Visages

Part 5

Chapter 53,539 wordsPublic domain

Lui non plus, M. Henri Lavedan ne ménage point ses ouailles. Pour les créatures de son esprit, il est un père sans faiblesse. Et parfois, en considérant les fantoches qu'il _tombe_ avec une verve intrépide, on songe avec admiration: «Je ne les croyais pas si grands!» Cependant, alors même que le psychologue du _Nouveau Jeu_ tire du cœur de ses fêtards des richesses que ceux-ci peut-être ne soupçonnaient pas, il use d'un artifice habituel aux prédicateurs sacrés: il les appelle en témoignage contre eux-mêmes. «Que ne connaissons-nous mieux le péché ou que n'en perdons-nous toute connaissance!» s'écrie Bourdaloue dans son _Exhortation sur le jugement du peuple en faveur de Barrabas_. Le confesseur de la _Haute_, au moins, ne nous laisse rien ignorer: c'est déjà la moitié du salut. Et il ne lui suffit pas d'illustrer les méditations spirituelles du célèbre jésuite par de vives peintures où s'agitent «des hommes amateurs d'eux-mêmes» et de démontrer par de copieux exemples «les artifices et les prestiges de la chair, adroite à défendre ses intérêts»; il se propose, en outre, de faire sentir la pauvreté des désirs, le peu de ressource qu'offre la vie à l'épicurien le plus entreprenant. A côté des charmants héros de Capus, si ingénieux à faire de la joie, si cordialement optimistes, pour avoir mesuré avec prudence leur idéal aux moyens de la nature, les viveurs d'Henri Lavedan s'étourdissent plutôt qu'ils ne s'amusent; il leur manque quelque chose. «Ça ne biche pas!» dirait Bobette... Et n'est-ce point là l'expression familière du pessimisme chrétien? La tragédie guette sournoisement ces _Marionnettes_; et, dans les fantaisies légères du moraliste des _Petites Fètes_, on croit surprendre l'écho lointain des bonnes vieilles foudres divines qui grondent à la cantonade parmi les oraisons des moralistes de la chaire. Les fêtards ne l'entendent point toujours,--comme les Parisiens habitant sur le boulevard et qui s'accoutumèrent au bruit des voitures. Toutefois, de loin en loin, une oreille attentive le perçoit... C'est le clubman qui s'en va lire l'_Imitation_ sur le Bosphore, «avant de tout lâcher». C'est le Vieux Marcheur qui fait répéter le catéchisme à une petite pensionnaire du docteur Charcot.

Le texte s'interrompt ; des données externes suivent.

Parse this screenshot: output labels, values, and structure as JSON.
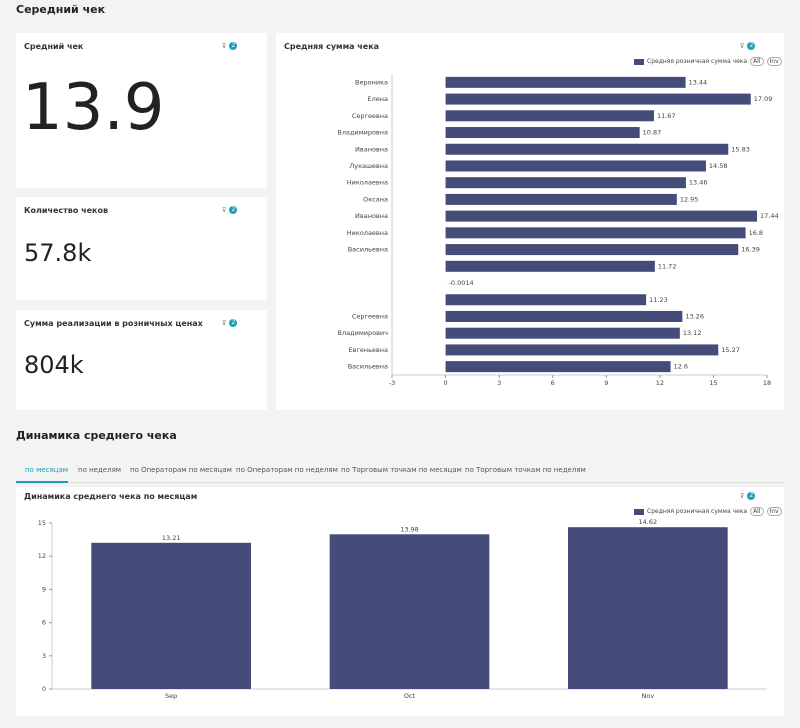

Et quand Labosse, avant d'écrire son testament, murmure: «Dieu n'est pas myope,» il semble que tout bas une voix timide ajoute: «mes frères!»...

* * *

Oh! je ne prétends point que ces honorables efforts désignent M. Henri Lavedan pour la canonisation. Il lui manque certaines des vertus qui ornent agréablement une âme pastorale. L'esprit avec lequel il répand la bonne parole et qui éclate, pétille, fait sauter le mot comme un bouchon de champagne, est un vin trop capiteux pour la messe d'un curé de village. Mais un curé de village eût-il été de taille à remplir un sacerdoce si redoutable? Ses catéchumènes l'auraient vite dévoré.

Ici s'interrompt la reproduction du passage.